Cancer-associated fibroblasts (CAFs) are involved in tumor growth, angiogenesis, metastasis, and resistance to therapy. We sought to explore the CAFs characteristics in hepatocellular carcinoma (HCC) and establish a CAF-based risk signature for predicting the prognosis of HCC patients.
The signal-cell RNA sequencing (scRNA-seq) data was obtained from the GEO database. Bulk RNA-seq data and microarray data of HCC were obtained from the TCGA and GEO databases respectively. Seurat R package was applied to process scRNA-seq data and identify CAF clusters according to the CAF markers. Differential expression analysis was performed to screen differentially expressed genes (DEGs) between normal and tumor samples in TCGA dataset. Then Pearson correlation analysis was used to determine the DEGs associated with CAF clusters, followed by the univariate Cox regression analysis to identify CAF-related prognostic genes. Lasso regression was implemented to construct a risk signature based on CAF-related prognostic genes. Finally, a nomogram model based on the risk signature and clinicopathological characteristics was developed.

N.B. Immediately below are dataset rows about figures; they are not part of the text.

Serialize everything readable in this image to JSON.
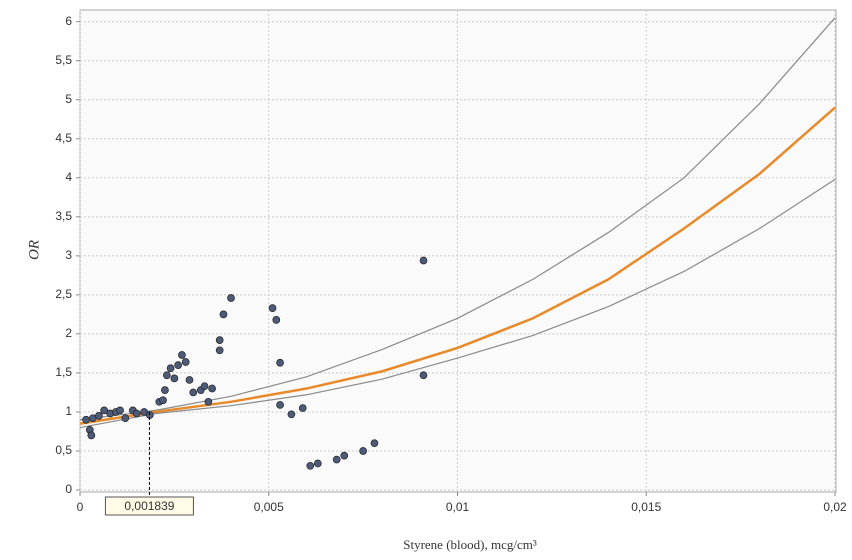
{
  "chart_data": {
    "type": "scatter",
    "xlabel": "Styrene (blood), mcg/cm³",
    "ylabel": "OR",
    "xlim": [
      0,
      0.02
    ],
    "ylim": [
      0,
      6.15
    ],
    "xticks": [
      0,
      {
        "value": 0.005,
        "label": "0,005"
      },
      {
        "value": 0.01,
        "label": "0,01"
      },
      {
        "value": 0.015,
        "label": "0,015"
      },
      {
        "value": 0.02,
        "label": "0,02"
      }
    ],
    "yticks": [
      0,
      {
        "value": 0.5,
        "label": "0,5"
      },
      1,
      {
        "value": 1.5,
        "label": "1,5"
      },
      2,
      {
        "value": 2.5,
        "label": "2,5"
      },
      3,
      {
        "value": 3.5,
        "label": "3,5"
      },
      4,
      {
        "value": 4.5,
        "label": "4,5"
      },
      5,
      {
        "value": 5.5,
        "label": "5,5"
      },
      6
    ],
    "grid": true,
    "points": {
      "color": "#4d5a78",
      "x": [
        0.00016,
        0.00026,
        0.0003,
        0.00034,
        0.0005,
        0.00064,
        0.0008,
        0.00095,
        0.00106,
        0.0012,
        0.0014,
        0.0015,
        0.0017,
        0.00185,
        0.0021,
        0.0022,
        0.00225,
        0.0023,
        0.0024,
        0.0025,
        0.0026,
        0.0027,
        0.0028,
        0.0029,
        0.003,
        0.0032,
        0.0033,
        0.0034,
        0.0035,
        0.0037,
        0.0037,
        0.0038,
        0.004,
        0.0051,
        0.0052,
        0.0053,
        0.0053,
        0.0056,
        0.0059,
        0.0061,
        0.0063,
        0.0068,
        0.007,
        0.0075,
        0.0078,
        0.0091,
        0.0091
      ],
      "y": [
        0.9,
        0.77,
        0.7,
        0.92,
        0.95,
        1.02,
        0.98,
        1.0,
        1.02,
        0.92,
        1.02,
        0.98,
        1.0,
        0.96,
        1.13,
        1.15,
        1.28,
        1.47,
        1.56,
        1.43,
        1.6,
        1.73,
        1.64,
        1.41,
        1.25,
        1.28,
        1.33,
        1.13,
        1.3,
        1.79,
        1.92,
        2.25,
        2.46,
        2.33,
        2.18,
        1.63,
        1.09,
        0.97,
        1.05,
        0.31,
        0.34,
        0.39,
        0.44,
        0.5,
        0.6,
        2.94,
        1.47
      ]
    },
    "curve_x": [
      0,
      0.002,
      0.004,
      0.006,
      0.008,
      0.01,
      0.012,
      0.014,
      0.016,
      0.018,
      0.02
    ],
    "series": [
      {
        "color": "#8a8a8a",
        "values": [
          0.9,
          1.02,
          1.2,
          1.45,
          1.8,
          2.2,
          2.7,
          3.3,
          4.0,
          4.95,
          6.05
        ]
      },
      {
        "color": "#e8892a",
        "values": [
          0.85,
          1.0,
          1.13,
          1.3,
          1.52,
          1.82,
          2.2,
          2.7,
          3.35,
          4.05,
          4.9
        ]
      },
      {
        "color": "#8a8a8a",
        "values": [
          0.8,
          0.98,
          1.08,
          1.22,
          1.42,
          1.69,
          1.98,
          2.35,
          2.8,
          3.35,
          3.98
        ]
      }
    ],
    "annotation": {
      "value": 0.001839,
      "label": "0,001839"
    }
  }
}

Based on scRNA-seq data, we identified 4 CAF clusters in HCC, 3 of which were associated with prognosis in HCC. A total of 423 genes were identified from 2811 DEGs to be significantly correlated with CAF clusters, and were narrowed down to generate a risk signature with 6 genes. These six genes were primarily connected with 39 pathways, such as angiogenesis, apoptosis, and hypoxia. Meanwhile, the risk signature was significantly associated with stromal and immune scores, as well as some immune cells. Multivariate analysis revealed that risk signature was an independent prognostic factor for HCC, and its value in predicting immunotherapeutic outcomes was confirmed. A novel nomogram integrating the stage and CAF-based risk signature was constructed, which exhibited favorable predictability and reliability in the prognosis prediction of HCC.